As bitcoin price heads down, Bloomberg’s Joe Weisenthal is out to destroy the cryptocurrency’s most important bullish indicator.
A price forecasting model that predicts bitcoin at a $100,00 valuation by Christmas 2021 is complete nonsense, according to Joe Weisenthal.
The Bloomberg Markets editor questioned the much-celebrated Stock-to-Flow (S2F) model for measuring an asset’s future pricing on the basis of its supply rate. He explained that people would naturally bid up bitcoin’s price should they decided to buy the cryptocurrency, adding that “there is no need for more coins at all.”
Mr. Weisenthal tweeted:
Let’s suppose society wanted to hold a lot more BTC. Maybe $268 billion […] All people need to do is bid up the price of Bitcoin until it doubles. Then voila. Society’s desire to hold $268 billion of BTC would be satisfied. The math is simple. [The] society holds what it wants.
Bitcoin is not a base asset to measure global portfolios; the US dollar is.
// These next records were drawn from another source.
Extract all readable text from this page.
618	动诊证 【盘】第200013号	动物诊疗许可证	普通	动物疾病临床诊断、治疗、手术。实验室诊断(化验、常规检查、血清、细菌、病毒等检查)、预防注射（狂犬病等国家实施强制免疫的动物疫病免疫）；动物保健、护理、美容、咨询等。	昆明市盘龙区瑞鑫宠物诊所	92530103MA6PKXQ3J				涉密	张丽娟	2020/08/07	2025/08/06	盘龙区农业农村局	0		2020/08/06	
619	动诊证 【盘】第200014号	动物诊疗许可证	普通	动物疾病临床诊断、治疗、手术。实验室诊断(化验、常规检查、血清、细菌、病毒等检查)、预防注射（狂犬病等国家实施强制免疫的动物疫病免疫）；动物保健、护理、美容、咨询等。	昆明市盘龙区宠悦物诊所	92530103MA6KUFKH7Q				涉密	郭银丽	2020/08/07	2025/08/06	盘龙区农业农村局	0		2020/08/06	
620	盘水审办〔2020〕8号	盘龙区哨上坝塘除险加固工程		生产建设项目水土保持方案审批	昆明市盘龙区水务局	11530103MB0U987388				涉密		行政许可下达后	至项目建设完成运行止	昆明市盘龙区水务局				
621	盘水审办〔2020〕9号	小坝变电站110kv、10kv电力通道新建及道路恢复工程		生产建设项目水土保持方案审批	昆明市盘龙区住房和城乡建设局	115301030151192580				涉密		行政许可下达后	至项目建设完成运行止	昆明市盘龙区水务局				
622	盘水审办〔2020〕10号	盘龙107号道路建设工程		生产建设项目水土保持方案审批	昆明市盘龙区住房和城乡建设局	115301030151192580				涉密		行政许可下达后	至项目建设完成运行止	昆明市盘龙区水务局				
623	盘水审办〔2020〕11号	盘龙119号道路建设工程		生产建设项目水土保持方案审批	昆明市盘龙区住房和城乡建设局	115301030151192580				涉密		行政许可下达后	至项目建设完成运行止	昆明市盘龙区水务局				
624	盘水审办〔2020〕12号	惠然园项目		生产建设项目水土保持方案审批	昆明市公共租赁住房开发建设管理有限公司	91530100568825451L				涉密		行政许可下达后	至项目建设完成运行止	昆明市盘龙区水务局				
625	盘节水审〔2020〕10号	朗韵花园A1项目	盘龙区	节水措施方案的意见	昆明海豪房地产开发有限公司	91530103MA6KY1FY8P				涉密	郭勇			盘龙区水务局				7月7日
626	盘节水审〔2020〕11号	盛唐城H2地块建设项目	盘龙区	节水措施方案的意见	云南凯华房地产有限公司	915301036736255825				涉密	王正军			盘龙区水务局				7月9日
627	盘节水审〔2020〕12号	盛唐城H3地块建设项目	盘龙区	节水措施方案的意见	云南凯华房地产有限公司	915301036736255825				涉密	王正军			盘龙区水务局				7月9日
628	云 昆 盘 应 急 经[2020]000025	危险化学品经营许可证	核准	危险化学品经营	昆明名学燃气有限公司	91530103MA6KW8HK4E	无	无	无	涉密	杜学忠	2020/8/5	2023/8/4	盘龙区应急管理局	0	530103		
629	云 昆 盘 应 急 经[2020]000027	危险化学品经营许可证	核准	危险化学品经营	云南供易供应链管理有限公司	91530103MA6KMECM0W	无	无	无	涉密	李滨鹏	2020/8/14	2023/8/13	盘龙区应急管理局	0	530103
So it is more likely for investors to denominate their cryptocurrency holdings in dollars.
Mr. Weisenthal said the price of bitcoin would rise only because people want to weight more of the global portfolio to it.
For instance, the market prices gold based on its relationship with the dollar. An investor who wants to migrate a portion of its gold portfolio to bitcoin does it within the context of its overall investment portfolio; the number of bitcoin he buys does not matter to him.
Unlike Mr. Weisenthal, the S2F model believers tend to compare bitcoin with non-consumable commodity assets like Gold and Silver.
Economist Saifedean Ammous writes in his book ‘The Bitcoin Standard’ that “a low rate of supply for gold is the fundamental reason why it has maintained its monetary role throughout human history.”
Ammous adds that bitcoin’s production rate would become lesser than that of Gold by 2022.
The core argument then falls on whether or not bitcoin behaves like a scarce non-consumable commodity. Famous gold bull Peter Schiff thinks it does not. Excerpts from his May 2019 blog post:
Scarcity is not enough. There must also be a real value. The is also an infinite supply of cryptocurrencies. So they are not really scarce at all.
Alex Krüger, a renowned cryptocurrency market analyst, meanwhile targets the S2F model for its potential demand-side shocks. The argument is simple: What if nobody wants to hold bitcoin in the long-term?
The Stock to Flow model is to bulls, what the Tether Manipulation paper is to bears. Both based on fancy looking statistical models (more so the latter). Both are flawed. Doubt whoever believes in these extremes will change their minds. The mind believes what it wants to believe.
But the concerns over S2F’s accuracy has not deterred bulls. The model remains 99.6 percent accurate to this date when it comes to predicting bitcoin’s price.